VDI reported that it has hired two key executives, and four key operational
employees, including one of the top colorists in the industry, to lead the
implementation and management of VDI's digital television ("DTV") and high
definition services department. VDI completed the installation of Philips
Electronics' Spirit film to tape transfer equipment in June and now has the
capability to transfer filmed content to all high definition television ("HDTV")
broadcast formats. VDI believes the newly designed DTV department will create
new business growth as well as growth in its core service offerings, which will
benefit from downstream work generated from high definition transfers.


                                     -MORE-


<PAGE>


VDI MULTIMEDIA, INC.
ADD 2

Stefanko said that VDI plans to continue to expand both its digital television
and encoding departments over the next six months, and also plans to have its
E-commerce solutions for customers, such as online order entry and library
tracking, available by 2001.

VDI MultiMedia is one of the largest providers of video and film asset
management services to owners, producers and distributors of entertainment and
advertising content. VDI provides the services necessary to edit, master,
reformat, archive and ultimately distribute its clients' film and video content,
including television programming, spot advertising, feature films and movie
trailers.

The company delivers commercials, movie trailers, electronic press kits,
infomercials and syndicated programming, by both physical and electronic means,
to hundreds of broadcast outlets worldwide. The company provides worldwide
electronic distribution, using fiber optics, satellites, and the Internet.

VDI's interconnected facilities in Los Angeles, New York, Chicago, Dallas and
San Francisco provide service coverage in each of the major U.S. media centers.
Clients include major motion picture studios such as Universal, Disney, Fox,
Sony Pictures, Paramount, MGM, and Warner Bros. and advertising agencies TBWA
Chiat/Day, Saatchi & Saatchi and Young & Rubicam.

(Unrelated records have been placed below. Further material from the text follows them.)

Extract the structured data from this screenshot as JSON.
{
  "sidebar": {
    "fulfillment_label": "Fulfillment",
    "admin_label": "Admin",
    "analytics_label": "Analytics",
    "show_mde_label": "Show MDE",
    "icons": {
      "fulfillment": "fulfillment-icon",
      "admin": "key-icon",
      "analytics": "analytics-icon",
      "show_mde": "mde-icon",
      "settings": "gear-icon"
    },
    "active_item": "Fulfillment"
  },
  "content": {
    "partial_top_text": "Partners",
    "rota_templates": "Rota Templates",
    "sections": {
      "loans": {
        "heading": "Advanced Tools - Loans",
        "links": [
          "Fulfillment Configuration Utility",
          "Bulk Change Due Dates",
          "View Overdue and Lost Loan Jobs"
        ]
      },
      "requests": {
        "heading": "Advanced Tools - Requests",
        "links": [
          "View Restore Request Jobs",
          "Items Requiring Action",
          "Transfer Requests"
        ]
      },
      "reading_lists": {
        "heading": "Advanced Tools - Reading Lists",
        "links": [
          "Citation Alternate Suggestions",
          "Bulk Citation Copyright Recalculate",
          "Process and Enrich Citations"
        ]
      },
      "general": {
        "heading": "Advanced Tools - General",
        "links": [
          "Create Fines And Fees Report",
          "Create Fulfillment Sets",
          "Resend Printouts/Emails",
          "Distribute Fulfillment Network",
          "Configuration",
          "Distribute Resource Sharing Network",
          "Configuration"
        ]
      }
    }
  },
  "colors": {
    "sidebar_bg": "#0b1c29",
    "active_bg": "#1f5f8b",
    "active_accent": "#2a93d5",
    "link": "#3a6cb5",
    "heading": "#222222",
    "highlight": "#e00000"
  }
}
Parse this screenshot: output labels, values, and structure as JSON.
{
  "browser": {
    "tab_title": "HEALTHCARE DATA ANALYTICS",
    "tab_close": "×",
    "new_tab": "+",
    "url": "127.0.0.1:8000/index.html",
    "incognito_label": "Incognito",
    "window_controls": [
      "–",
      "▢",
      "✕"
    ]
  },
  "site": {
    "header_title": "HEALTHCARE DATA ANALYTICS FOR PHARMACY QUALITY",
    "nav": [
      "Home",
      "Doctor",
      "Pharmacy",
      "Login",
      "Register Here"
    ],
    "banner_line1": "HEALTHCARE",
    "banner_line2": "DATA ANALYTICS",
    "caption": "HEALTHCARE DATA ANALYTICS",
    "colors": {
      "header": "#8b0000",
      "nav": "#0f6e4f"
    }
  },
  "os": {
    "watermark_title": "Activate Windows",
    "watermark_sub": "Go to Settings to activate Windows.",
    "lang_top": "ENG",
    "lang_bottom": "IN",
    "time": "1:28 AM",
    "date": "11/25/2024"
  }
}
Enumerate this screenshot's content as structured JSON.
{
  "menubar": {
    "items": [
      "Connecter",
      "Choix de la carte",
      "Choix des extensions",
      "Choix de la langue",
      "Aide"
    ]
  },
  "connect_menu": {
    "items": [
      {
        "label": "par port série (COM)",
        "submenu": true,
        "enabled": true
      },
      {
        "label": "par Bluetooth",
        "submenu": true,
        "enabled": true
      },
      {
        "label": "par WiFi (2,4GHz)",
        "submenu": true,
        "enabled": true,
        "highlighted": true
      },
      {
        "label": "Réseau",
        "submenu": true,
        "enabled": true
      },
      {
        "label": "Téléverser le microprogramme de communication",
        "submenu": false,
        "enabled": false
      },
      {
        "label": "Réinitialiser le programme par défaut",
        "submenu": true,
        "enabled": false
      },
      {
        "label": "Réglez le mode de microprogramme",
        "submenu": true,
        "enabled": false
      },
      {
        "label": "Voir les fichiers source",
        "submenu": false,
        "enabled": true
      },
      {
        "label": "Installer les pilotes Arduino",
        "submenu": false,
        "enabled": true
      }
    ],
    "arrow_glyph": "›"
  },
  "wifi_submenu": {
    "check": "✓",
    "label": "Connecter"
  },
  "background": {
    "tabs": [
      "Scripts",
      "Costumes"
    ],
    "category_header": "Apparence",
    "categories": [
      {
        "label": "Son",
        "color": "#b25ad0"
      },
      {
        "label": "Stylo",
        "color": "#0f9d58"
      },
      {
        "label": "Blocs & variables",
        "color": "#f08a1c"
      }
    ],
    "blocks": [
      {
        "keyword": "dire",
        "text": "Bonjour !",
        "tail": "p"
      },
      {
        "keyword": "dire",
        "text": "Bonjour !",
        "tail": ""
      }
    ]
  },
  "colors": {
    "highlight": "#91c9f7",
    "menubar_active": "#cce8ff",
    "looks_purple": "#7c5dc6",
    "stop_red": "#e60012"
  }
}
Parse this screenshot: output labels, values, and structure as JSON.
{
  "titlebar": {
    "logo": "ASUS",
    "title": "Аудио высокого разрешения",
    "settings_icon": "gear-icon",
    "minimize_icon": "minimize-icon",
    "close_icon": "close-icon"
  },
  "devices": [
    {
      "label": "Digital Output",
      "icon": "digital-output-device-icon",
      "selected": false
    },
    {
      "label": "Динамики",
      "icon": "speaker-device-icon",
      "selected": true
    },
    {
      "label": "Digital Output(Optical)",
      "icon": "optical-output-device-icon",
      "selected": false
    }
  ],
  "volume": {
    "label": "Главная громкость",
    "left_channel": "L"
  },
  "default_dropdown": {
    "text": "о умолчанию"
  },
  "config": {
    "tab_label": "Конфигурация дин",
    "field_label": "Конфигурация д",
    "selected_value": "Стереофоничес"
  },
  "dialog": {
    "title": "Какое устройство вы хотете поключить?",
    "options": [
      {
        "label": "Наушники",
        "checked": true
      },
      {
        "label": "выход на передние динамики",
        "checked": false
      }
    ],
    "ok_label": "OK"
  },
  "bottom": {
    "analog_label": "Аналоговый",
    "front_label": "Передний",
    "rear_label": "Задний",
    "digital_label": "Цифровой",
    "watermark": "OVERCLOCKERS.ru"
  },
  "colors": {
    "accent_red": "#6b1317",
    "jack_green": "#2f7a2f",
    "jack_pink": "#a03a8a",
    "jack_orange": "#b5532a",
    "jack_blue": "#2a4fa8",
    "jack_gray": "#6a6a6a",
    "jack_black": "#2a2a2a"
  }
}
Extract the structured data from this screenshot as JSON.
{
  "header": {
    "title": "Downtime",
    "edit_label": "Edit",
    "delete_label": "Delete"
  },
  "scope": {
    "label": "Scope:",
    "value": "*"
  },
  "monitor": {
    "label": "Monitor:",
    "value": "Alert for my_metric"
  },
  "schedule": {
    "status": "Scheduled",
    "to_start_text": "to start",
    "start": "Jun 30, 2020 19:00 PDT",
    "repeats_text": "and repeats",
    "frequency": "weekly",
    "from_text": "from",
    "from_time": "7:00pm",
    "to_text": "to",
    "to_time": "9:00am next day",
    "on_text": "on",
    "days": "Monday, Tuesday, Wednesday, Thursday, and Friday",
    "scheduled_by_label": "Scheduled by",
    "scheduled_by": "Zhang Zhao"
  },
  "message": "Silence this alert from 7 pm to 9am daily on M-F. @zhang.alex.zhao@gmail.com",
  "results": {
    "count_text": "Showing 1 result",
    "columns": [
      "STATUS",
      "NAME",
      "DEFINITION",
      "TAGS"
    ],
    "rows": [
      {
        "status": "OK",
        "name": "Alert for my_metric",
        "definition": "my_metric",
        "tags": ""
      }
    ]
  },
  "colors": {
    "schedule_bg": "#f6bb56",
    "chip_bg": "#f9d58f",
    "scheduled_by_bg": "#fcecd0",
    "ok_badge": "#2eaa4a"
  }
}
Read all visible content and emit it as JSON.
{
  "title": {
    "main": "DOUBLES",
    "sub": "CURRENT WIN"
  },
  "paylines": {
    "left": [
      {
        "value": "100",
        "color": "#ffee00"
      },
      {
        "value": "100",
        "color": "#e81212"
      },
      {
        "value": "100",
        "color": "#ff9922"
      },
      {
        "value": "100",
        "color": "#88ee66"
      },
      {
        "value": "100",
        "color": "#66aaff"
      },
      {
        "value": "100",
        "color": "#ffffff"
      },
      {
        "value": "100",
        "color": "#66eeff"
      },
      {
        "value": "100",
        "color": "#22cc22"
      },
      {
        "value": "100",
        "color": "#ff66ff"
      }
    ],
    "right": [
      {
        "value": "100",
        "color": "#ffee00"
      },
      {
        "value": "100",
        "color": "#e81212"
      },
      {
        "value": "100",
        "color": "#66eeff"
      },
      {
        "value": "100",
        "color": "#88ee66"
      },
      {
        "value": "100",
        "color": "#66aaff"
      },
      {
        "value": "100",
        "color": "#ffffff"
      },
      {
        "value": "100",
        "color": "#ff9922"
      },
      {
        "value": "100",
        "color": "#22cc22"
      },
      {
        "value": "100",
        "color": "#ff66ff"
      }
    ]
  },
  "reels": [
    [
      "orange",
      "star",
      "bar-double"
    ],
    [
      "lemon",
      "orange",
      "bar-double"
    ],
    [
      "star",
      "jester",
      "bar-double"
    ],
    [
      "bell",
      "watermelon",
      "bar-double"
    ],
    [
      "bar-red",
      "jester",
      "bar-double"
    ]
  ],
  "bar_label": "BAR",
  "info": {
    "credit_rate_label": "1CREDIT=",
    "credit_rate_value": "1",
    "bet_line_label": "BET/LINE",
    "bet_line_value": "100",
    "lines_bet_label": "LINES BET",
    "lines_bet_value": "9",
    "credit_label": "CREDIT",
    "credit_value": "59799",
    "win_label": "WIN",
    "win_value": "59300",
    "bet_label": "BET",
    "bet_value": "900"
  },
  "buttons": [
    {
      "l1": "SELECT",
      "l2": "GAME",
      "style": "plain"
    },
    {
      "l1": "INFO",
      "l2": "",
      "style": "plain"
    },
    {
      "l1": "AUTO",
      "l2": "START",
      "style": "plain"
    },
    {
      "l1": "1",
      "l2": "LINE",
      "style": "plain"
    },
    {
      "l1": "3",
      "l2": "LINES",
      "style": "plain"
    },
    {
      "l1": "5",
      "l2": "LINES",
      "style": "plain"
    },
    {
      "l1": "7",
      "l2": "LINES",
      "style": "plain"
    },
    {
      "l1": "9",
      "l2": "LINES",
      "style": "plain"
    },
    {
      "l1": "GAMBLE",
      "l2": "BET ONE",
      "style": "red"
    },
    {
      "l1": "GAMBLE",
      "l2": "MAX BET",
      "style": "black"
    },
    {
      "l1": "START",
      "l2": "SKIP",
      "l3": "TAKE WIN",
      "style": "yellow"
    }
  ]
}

Certain statements in this news release contain "forward-looking statements"
within the meaning of the Private Securities Litigation Reform Act of 1995. Such
statements include, without limitation: (i) statements concerning the company's
projected revenues, earnings, cash flow and EBITDA; (ii) statements of the
company's management relating to the planned focus on internal growth and the
consolidation of acquisitions; (iii) statements concerning reduction of
facilities and actions to streamline operations; (iv) statements being taken to
reduce costs and improve customer service; and (v) statements regarding new
business and new acquisitions. Such statements are inherently subject to known
and unknown risks, uncertainties and other factors that may cause actual
results, performance or achievements of the company to be materially different
from those expected or anticipated in the forward-looking statements. In
addition to the factors described in the company's SEC filings, including its
quarterly reports on Form 10-Q and its annual reports on Form 10-K, the
following factors, among others, could cause actual results to differ materially
from those expressed herein: (a) lower-than-expected net sales, operating income
and earnings; (b) less-than-expected growth, even following the refocus of the
company on sales and streamlined operations; (c) actions of competitors
including business combinations, technological breakthroughs, new product
offerings, and marketing and promotional successes; (d) the risk that
anticipated new business may not occur or be delayed; and (e) general economic
conditions that adversely impact the company's customers' willingness or ability
to purchase or pay for services from the company. The company has no
responsibility to update forward-looking statements contained herein to reflect
events or circumstances occurring after the date of this release.